Ma niente paura, anche stavolta come è già accaduto in Ferrante, esiste un oggetto magico il quale avrà la funzione determinante che rende al guardare alle cose consuete, uno sguardo capace di andare molto oltre le dicotomie, le ambivalenze, gli equivoci, uno sguardo capace di recare alla menzogna un valore del tutto sorprendente. Questo oggetto magico non mette a posto proprio niente perché nell’economia delle storie narrate da Ferrante nessun luogo è sicuro. E non sarà più una bambola che pure nel libro ancora ricopre un valore simbolico importantissimo. L’oggetto magico dei bugiardi di Ferrante è un monile, un prezioso braccialetto da donna che grazie al suo potere maligno mette in circolo tutte le energie che fanno destino. Il tradimento sopra ogni cosa. 

 

Maschile e femminile, immanente e trascendente, corpo e spirito, lealtà e tradimento sul finire del romanzo irrompono attraverso i personaggi di Roberto e di Ida. Il primo è l’uomo di cui Giovanna si innamorerà davvero e pare rappresentare con il suo legame di natura intellettuale con la religione proprio quell’aggancio con la trascendenza che l’opera di Elena Ferrante ha illustrato in altri termini attraverso la tetralogia di L’amica geniale.  La seconda è la giovanissima amica che si fa bocciare per aver troppo letto e scritto per conto suo. Giovanna sceglierà proprio Ida come compagna di un viaggio dal sapore iniziatico alla volta di Venezia, dopo avere indicato all’amica di essere la prescelta dandole senza vergogna un bacio sulla bocca ai giardini della Floridiana nonostante l’andirivieni di madri che sospingono passeggini. 

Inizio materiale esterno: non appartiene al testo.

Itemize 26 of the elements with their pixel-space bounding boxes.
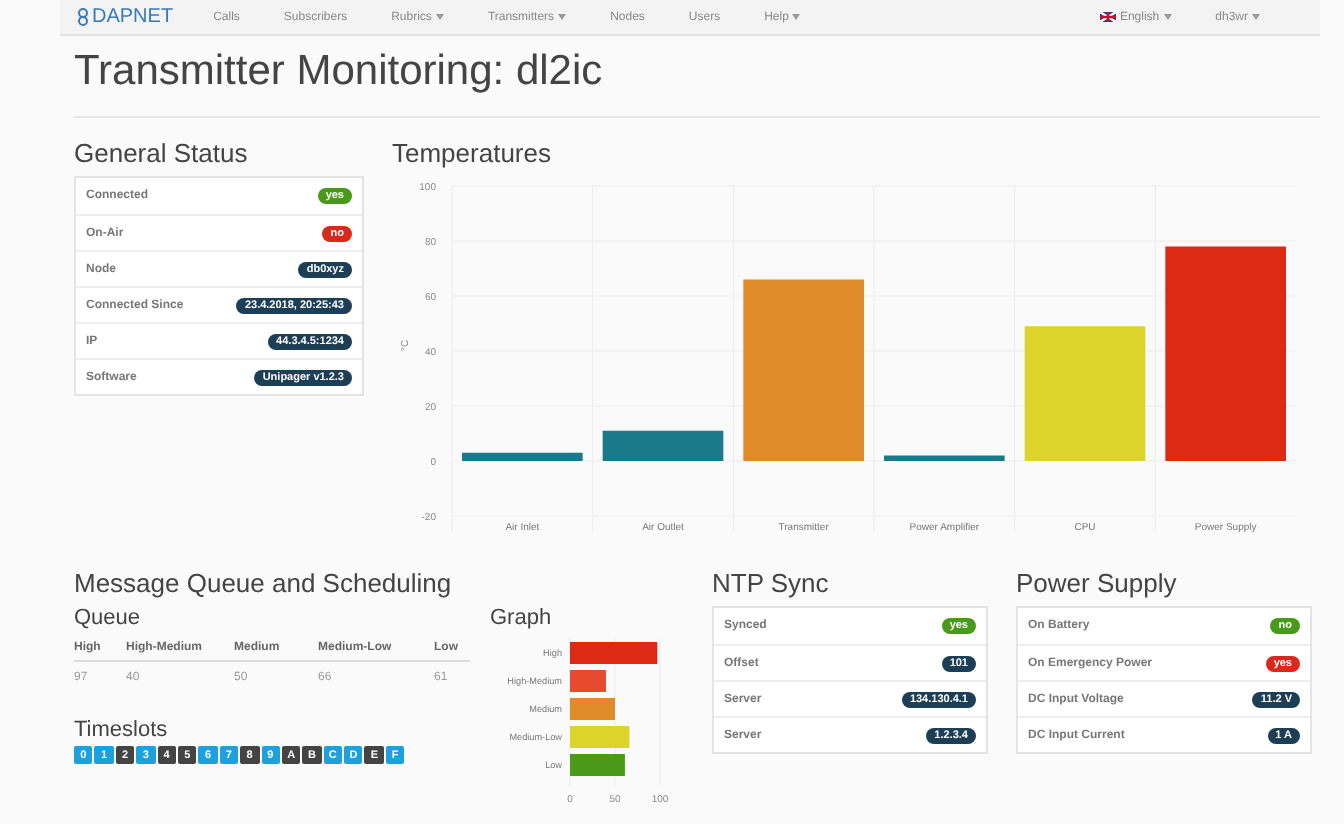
caret-icon — [435, 14, 444, 20]
section-title: General Status — [74, 138, 250, 168]
chart-bar — [570, 642, 658, 664]
chart-bar — [570, 698, 615, 720]
section-title: Power Supply — [1016, 568, 1179, 598]
chart-bar — [570, 726, 630, 748]
caret-icon — [1252, 14, 1260, 20]
logo-icon — [76, 8, 90, 26]
page-title: Transmitter Monitoring: dl2ic — [74, 48, 1320, 118]
caret-icon — [558, 14, 567, 20]
subsection-title: Graph — [490, 606, 554, 630]
section-title: Temperatures — [392, 138, 553, 168]
chart-bar — [462, 452, 583, 461]
subsection-title: Queue — [74, 606, 143, 630]
flag-icon — [1099, 12, 1116, 22]
caret-icon — [792, 14, 801, 20]
section-title: NTP Sync — [712, 568, 831, 598]
chart-bar — [602, 430, 724, 461]
brand-link[interactable]: DAPNET — [76, 6, 174, 28]
chart-bar — [1024, 326, 1146, 461]
subsection-title: Timeslots — [74, 718, 170, 742]
chart-bar — [884, 455, 1005, 461]
caret-icon — [1163, 14, 1172, 20]
section-title: Message Queue and Scheduling — [74, 568, 454, 598]
chart-bar — [570, 754, 625, 776]
chart-bar — [570, 670, 606, 692]
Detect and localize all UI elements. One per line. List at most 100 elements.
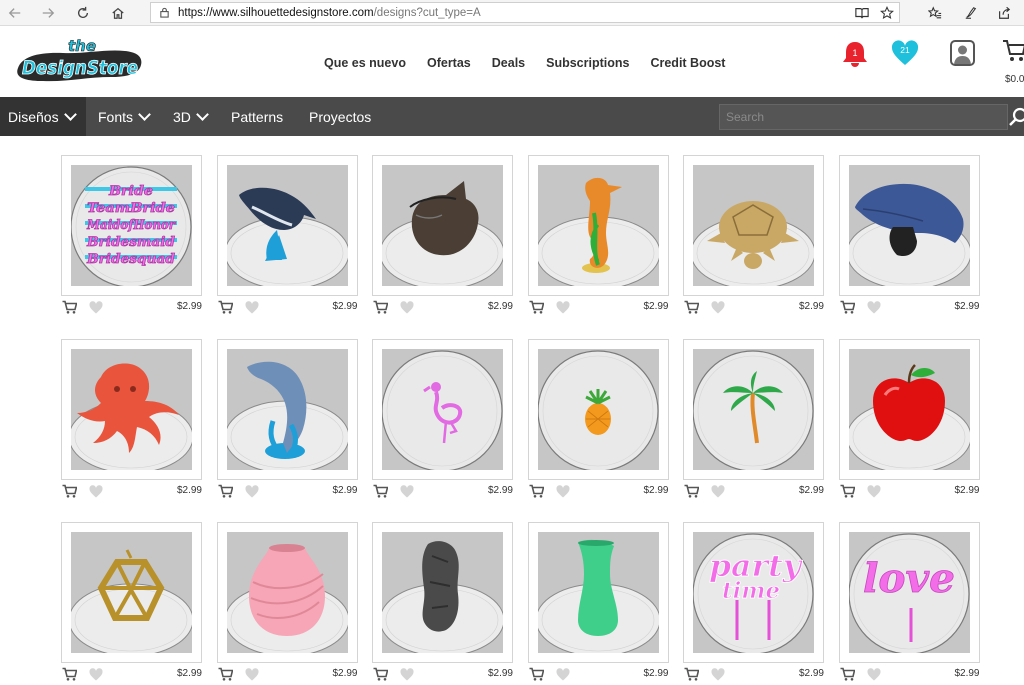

Il romanzo finisce qui. Lasciamo con disappunto il bel Roberto che sta scrivendo un saggio sulla compunzione: “La chiamò più volte addestramento a pungersi nella coscienza, attraversandola con ago e filo come la stoffa quando bisogna farne un abito”. Compunzione ha a che fare con il rimorso, con il pentimento; come dice il vocabolario della lingua italiana Treccani, è un atteggiamento ostinato di umiltà e afflizione, talora ipocrita che nella teologia cristiana sta anche come sinonimo di contrizione… è troppo, quanto bisognerà aspettare per l’uscita del prossimo romanzo?

Ferrante sembra dire che tra il guardare e il vedere c’è un baratro che certi adulti ricolmano abilmente di parole sempre più scollate dal campo in cui accadono le cose della vita vera che è più tremenda e più magica di tutte le menzogne del mondo. Se davvero Elena Ferrante con La vita bugiarda degli adulti ha voluto dire questo, io ci credo.